Slight blue tint on new monitor

Congrolios

Honorable
Oct 28, 2013
5
0
10,510
Hello,

I recently purchased two of these:

http://www.newegg.com/Product/Product.aspx?Item=N82E16824009422

One of them looks fine and the other not so much. Both seem to have a slight blue tint to them, although the one on the left is much more pronounced, making whites not so white, and bleeding in to other colors a bit.

Here is a picture of both monitors side by side with a white paint window open for comparison:

http://i42.tinypic.com/v6rdyo.jpg

Here is the left, followed by the right, monitor, isolated:

http://i43.tinypic.com/2w37qm0.jpg
http://i42.tinypic.com/2rxi8hf.jpg

I've tried using different cables on the left monitor - VGA and two different DVI cables - and have the same result. I've also tried switching which DVI port they plug in to on my video card, as well as trying each monitor individually. When I try to manually adjust the monitor's color things start to look a bit yellow.

Is there anything I can do about this? Does anyone else actually notice what I'm seeing? Should I just return the monitor I think is bad and get a new one?

Thank you in advance for any help, I appreciate it.
 
Solution
Manually adjusting colors is more than simply lowering the blue levels, you also have to play around with Green and Red to try to balance everything out. It's kind of a hit or miss thing that you need to experiment with.


Getting a replacement may or may not "fix" the issue. Chances are a replacement will have truer white, but you may end up with a monitor that has similar blue tint, or worse, even more blue tint. The blue tint will not go away with time since it is likely due to the fact that the blue LEDs do not have enough of a yellow phosphorous coating.
Just because they are default doesn't mean they are the same. They could have different firmware revisions. Verify that color temperature, brightness and contrast settings are the same.

If you switch the output cables so that the one currently going to the right is going to the left and visaversa does the left still look blue?

If all of that is verified, and switching the inputs still doesn't fix it then I would suggest either swapping it out through warranty, or if you can deal with it just leave it.

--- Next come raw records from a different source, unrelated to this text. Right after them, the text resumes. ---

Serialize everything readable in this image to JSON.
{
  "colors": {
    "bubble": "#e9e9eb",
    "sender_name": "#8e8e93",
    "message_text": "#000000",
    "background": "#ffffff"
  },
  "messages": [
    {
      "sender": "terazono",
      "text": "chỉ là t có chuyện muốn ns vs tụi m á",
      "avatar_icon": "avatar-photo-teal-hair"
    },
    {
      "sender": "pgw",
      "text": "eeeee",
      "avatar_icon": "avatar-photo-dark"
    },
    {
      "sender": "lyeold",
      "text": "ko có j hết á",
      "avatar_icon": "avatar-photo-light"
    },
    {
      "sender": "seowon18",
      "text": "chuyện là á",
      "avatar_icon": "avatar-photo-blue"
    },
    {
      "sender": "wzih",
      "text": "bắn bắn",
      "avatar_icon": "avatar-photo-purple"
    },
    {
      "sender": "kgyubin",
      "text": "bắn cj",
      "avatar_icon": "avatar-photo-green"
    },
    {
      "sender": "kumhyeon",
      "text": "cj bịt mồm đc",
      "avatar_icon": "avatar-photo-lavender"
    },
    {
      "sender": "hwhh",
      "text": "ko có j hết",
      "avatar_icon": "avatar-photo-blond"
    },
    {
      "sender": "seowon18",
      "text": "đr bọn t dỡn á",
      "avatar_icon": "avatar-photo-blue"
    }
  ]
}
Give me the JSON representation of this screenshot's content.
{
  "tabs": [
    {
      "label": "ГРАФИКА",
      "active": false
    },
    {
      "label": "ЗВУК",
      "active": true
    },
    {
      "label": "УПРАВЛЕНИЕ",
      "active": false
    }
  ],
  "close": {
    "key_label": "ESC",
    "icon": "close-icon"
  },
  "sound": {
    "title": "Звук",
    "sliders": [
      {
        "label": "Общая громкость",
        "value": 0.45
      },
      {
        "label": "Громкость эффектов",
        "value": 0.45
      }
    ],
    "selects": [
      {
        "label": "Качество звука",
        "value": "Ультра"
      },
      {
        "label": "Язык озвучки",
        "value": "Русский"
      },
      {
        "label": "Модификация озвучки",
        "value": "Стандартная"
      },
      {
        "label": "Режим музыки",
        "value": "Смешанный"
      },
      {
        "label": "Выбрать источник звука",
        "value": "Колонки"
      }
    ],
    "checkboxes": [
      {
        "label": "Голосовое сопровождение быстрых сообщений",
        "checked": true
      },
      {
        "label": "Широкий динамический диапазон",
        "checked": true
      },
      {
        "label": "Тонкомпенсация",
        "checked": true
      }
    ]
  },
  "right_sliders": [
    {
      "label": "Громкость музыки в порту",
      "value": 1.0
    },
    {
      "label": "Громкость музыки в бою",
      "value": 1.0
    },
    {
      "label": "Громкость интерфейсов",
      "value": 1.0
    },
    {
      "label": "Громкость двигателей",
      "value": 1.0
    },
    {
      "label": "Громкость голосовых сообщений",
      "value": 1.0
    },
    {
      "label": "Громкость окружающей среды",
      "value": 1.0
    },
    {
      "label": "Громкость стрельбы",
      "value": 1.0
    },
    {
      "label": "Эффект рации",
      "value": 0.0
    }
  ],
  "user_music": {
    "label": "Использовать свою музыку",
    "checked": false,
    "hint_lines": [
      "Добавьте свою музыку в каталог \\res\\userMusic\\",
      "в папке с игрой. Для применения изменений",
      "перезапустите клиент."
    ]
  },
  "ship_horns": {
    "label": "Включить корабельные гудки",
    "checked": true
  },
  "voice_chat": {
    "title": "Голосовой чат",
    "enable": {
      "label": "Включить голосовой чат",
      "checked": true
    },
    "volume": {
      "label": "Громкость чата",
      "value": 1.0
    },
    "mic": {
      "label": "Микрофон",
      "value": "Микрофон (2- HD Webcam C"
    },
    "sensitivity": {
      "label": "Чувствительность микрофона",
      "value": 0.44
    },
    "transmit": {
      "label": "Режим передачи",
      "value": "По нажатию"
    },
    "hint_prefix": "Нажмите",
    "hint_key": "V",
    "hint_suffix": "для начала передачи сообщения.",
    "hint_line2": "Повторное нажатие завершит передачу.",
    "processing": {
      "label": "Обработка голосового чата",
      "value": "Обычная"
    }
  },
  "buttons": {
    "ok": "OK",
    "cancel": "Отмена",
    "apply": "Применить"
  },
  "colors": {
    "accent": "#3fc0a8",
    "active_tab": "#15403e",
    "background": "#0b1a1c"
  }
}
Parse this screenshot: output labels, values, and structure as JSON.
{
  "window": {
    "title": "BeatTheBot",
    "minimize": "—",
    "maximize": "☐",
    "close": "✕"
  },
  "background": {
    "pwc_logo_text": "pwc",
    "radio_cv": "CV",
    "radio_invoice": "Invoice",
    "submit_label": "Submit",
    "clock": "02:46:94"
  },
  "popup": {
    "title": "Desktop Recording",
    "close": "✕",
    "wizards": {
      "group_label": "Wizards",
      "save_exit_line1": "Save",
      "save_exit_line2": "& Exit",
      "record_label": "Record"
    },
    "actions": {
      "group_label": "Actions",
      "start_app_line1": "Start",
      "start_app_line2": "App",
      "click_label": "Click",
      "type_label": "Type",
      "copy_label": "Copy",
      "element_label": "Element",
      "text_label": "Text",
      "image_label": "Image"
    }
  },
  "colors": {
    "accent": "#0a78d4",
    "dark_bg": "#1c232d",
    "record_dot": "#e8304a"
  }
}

I would probably swap it out if the settings match and they are still different.
 

Congrolios

Honorable
Oct 28, 2013
5
0
10,510
Color temperature, brightness, contrast are both manually set to the same settings.

Switching cables in any fashion does nothing to resolve the blue on the left monitor.

I hooked the left monitor up to my laptop and the blue tint was hardly noticeable, if at all. Any idea about that?
 
Colors can be slightly off even if both panels are from the same production batch. Simply try to adjust the color settings on the "bluer" monitor to see if you can get white to look close to the other monitor as possible.

You should also know that LCD monitors with LED backlight can sometime look a little bluish on non professional level LCD monitors. This is because the backlight is not actually white, but "imitation white" or "simulated white".

LED that produces pure white do not exist. The white lit is actually coming from blue LEDs with a yellow phosphorous coating to produce an imitation of white. I believe most of the time they produce what looks to be "passable white", but sometimes there is actually a faint blue tint. This is most likely the issue you are experiencing.
 

Congrolios

Honorable
Oct 28, 2013
5
0
10,510
As I said above, when I try to lower the blues of the bluish monitor it looks yellowish; not really a solution.

If the bluish monitor has poor LEDs causing the problem, would a replacement likely fix the issue, since the other monitor seems fine? Will time diminish the blue tint in any way?
 
Manually adjusting colors is more than simply lowering the blue levels, you also have to play around with Green and Red to try to balance everything out. It's kind of a hit or miss thing that you need to experiment with.


Getting a replacement may or may not "fix" the issue. Chances are a replacement will have truer white, but you may end up with a monitor that has similar blue tint, or worse, even more blue tint. The blue tint will not go away with time since it is likely due to the fact that the blue LEDs do not have enough of a yellow phosphorous coating.